Humans have the ability to focus their attention on any one sound in an environment filled with many different sounds. Digital audio systems, as well, would benefit from having this ability (termed by E. Collin Cherry in 1953 as the ``cocktail-party effect.''[3]); some potential applications include: instrument separation in a multitrack recording studio, speaker separation in a videoconferencing session, and audio stream segregation for a wearable audio computer [14]. In this work, we attempt to improve upon the extraction of acoustic sound signals by studying overdetermined mixtures, where we have more microphones than sound sources.
These applications all have in common the task of source separation. Furthermore, we do not know beforehand what the sounds are or how they are mixed together, so we must exclusively use the sound mixtures themselves to extract out the original sound sources, a process commonly known as blind source separation [7].
When using conventional source separation algorithms, we assume that the original signals are mixed together instantaneously [7]. Two microphones in a room, however, will record an acoustic sound at two different propagation delays. In addition, the microphones will pick up several delayed and modified copies of the original sound source, as it reflects off of walls and objects in the room. The reverberation and absorption characteristics of a room can be modeled as a finite impulse response (FIR) filter and convolved with the original sound source to simulate the signal recorded by a microphone [11].
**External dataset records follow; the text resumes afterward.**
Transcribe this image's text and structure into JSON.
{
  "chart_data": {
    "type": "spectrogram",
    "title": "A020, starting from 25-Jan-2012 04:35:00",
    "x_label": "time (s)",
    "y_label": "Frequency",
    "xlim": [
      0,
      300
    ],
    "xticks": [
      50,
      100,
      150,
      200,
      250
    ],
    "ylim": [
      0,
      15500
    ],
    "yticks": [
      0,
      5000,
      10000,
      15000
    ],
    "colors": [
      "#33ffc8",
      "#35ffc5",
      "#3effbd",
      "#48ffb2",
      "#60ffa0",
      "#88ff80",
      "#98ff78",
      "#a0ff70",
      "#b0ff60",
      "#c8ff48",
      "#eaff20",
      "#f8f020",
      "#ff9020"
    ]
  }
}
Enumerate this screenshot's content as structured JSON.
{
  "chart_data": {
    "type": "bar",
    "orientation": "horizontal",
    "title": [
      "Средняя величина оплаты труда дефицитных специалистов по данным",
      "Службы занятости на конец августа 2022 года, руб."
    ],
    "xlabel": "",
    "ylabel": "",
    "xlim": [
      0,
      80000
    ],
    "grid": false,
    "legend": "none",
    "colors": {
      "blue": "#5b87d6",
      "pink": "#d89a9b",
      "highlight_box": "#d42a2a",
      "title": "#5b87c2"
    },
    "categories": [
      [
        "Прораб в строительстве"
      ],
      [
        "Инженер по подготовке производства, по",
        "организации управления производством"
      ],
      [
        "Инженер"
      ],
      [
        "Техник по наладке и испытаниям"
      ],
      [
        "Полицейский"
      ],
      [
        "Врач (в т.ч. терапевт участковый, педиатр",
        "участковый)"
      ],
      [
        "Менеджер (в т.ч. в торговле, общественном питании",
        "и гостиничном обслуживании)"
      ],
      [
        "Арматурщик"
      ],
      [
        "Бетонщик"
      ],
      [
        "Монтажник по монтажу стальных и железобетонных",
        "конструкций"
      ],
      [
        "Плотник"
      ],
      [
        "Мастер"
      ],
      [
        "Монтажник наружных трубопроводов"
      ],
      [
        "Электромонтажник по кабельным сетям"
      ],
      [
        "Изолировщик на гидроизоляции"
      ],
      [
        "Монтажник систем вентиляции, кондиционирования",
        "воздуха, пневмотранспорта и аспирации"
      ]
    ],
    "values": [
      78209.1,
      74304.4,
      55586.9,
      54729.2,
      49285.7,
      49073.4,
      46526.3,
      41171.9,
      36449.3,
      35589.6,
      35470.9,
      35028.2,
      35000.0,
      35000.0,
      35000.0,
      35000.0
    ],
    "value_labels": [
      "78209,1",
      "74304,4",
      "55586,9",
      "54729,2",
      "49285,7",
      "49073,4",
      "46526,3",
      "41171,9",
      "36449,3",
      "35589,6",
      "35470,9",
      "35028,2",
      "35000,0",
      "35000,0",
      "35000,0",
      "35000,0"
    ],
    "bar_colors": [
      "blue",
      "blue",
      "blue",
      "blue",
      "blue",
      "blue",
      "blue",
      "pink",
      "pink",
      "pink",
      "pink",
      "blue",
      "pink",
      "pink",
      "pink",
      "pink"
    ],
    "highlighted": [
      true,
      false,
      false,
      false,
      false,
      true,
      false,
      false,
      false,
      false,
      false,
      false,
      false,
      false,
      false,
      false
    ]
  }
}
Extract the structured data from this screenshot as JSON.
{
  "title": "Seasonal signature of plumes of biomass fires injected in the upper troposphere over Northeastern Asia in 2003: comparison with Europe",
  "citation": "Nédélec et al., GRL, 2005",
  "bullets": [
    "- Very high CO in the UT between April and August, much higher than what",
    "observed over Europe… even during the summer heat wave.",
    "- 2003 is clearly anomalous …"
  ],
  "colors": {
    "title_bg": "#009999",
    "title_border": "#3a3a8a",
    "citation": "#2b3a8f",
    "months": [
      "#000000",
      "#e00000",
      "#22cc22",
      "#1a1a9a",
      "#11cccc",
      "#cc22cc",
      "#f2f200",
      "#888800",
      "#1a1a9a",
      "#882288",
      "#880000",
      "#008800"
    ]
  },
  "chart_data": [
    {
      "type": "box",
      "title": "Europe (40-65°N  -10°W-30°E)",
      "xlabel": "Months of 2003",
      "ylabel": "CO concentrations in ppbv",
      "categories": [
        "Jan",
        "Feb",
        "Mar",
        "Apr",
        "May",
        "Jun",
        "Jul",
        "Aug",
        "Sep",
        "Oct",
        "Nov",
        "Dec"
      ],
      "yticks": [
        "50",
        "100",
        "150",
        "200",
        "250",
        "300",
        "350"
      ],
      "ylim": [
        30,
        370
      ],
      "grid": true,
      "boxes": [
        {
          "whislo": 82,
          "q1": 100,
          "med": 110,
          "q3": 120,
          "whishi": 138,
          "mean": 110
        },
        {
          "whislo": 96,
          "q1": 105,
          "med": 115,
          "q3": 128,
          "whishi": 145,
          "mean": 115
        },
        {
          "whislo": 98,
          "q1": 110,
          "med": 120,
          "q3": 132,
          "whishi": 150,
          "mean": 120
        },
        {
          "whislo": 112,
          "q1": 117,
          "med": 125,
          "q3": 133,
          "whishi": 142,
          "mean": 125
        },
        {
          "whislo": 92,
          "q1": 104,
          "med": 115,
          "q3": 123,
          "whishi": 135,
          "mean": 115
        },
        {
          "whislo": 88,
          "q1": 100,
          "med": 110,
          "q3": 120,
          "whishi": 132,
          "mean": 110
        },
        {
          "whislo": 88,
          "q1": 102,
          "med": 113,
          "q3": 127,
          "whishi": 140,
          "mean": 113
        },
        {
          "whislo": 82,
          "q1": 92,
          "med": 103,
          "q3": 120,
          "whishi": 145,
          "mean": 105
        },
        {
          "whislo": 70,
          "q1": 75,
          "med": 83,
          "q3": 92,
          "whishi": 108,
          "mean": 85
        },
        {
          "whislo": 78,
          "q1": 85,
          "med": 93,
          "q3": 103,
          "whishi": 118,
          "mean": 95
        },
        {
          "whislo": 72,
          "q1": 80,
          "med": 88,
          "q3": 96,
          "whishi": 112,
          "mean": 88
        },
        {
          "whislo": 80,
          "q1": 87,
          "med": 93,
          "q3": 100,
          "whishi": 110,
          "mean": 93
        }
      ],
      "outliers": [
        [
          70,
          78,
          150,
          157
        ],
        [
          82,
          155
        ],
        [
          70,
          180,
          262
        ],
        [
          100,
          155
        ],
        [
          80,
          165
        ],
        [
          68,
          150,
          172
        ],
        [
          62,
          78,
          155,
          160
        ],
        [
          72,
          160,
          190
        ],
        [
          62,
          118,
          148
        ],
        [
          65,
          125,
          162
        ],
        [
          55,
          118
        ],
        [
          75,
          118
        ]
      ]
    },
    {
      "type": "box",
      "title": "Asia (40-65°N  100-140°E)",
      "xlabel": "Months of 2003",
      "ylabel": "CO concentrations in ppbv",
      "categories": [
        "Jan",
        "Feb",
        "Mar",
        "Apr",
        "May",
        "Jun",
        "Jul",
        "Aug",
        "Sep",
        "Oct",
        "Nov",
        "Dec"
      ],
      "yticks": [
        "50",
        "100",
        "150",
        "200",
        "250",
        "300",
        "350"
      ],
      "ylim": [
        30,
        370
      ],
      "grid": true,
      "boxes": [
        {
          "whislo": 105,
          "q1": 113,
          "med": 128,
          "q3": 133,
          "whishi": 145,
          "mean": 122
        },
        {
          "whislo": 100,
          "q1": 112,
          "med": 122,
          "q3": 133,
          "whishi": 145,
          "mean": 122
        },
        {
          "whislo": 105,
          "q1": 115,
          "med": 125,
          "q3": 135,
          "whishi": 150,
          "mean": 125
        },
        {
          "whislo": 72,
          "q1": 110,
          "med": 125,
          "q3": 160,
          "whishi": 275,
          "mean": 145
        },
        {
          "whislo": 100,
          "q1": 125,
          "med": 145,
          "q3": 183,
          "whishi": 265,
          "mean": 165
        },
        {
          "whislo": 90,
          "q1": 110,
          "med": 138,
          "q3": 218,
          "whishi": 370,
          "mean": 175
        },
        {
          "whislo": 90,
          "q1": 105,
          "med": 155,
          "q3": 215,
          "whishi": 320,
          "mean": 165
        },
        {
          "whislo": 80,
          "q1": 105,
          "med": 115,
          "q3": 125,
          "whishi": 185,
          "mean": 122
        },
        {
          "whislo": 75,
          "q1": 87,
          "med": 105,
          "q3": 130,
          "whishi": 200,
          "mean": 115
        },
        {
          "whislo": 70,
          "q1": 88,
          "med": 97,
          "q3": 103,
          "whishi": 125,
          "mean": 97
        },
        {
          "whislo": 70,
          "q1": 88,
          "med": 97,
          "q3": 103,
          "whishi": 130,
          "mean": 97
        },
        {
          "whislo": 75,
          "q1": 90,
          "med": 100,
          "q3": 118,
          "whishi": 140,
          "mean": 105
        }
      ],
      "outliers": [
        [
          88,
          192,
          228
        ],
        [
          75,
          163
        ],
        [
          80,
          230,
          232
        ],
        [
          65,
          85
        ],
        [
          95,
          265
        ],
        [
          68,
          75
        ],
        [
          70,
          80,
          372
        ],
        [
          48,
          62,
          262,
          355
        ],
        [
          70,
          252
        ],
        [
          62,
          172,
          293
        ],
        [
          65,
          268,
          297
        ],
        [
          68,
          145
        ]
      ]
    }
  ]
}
Several researchers have extended blind source separation algorithms
to cope with delayed and convolved sources [15, 8, 9, 4]; most of these algorithms have only implemented
NXN configurations, using N sensors to separate out N
sources. (Lambert [8] implemented an
example
with more sensors than sources.)
Researchers often use beamforming microphone arrays when recording sounds in a reverberant environment. Beamforming arrays target their sound capture toward a desired spatial area, improving upon the signal-to-noise ratio (SNR) of the sounds recorded from that region. The delay and sum beamforming algorithm time-aligns the signals recorded by each sensor in the array and then adds them together. Thus, signal components emanating from a desired location combine coherently, while components from other locations combine incoherently. This increases the gain of the desired signal over the undesired noise; the SNR is a monotonically increasing function of the number of sensors [13].
In an effort to take advantage of the SNR gains that microphone arrays can achieve, we propose to extend current blind sound source separation algorithms to that of the overdetermined case, where we have more sensors than sources. We begin with a study of the nature of room impulse responses to help us choose an adaptive filter architecture. We then use the ideal inverses of acquired room impulse responses to compare the effectiveness of different-sized separating filter configurations of various filter lengths. Finally, using a multi-channel blind least-mean-square (MBLMS) algorithm, we show that, by adding additional sensors, we can improve the blind separation of signals mixed with real world filters.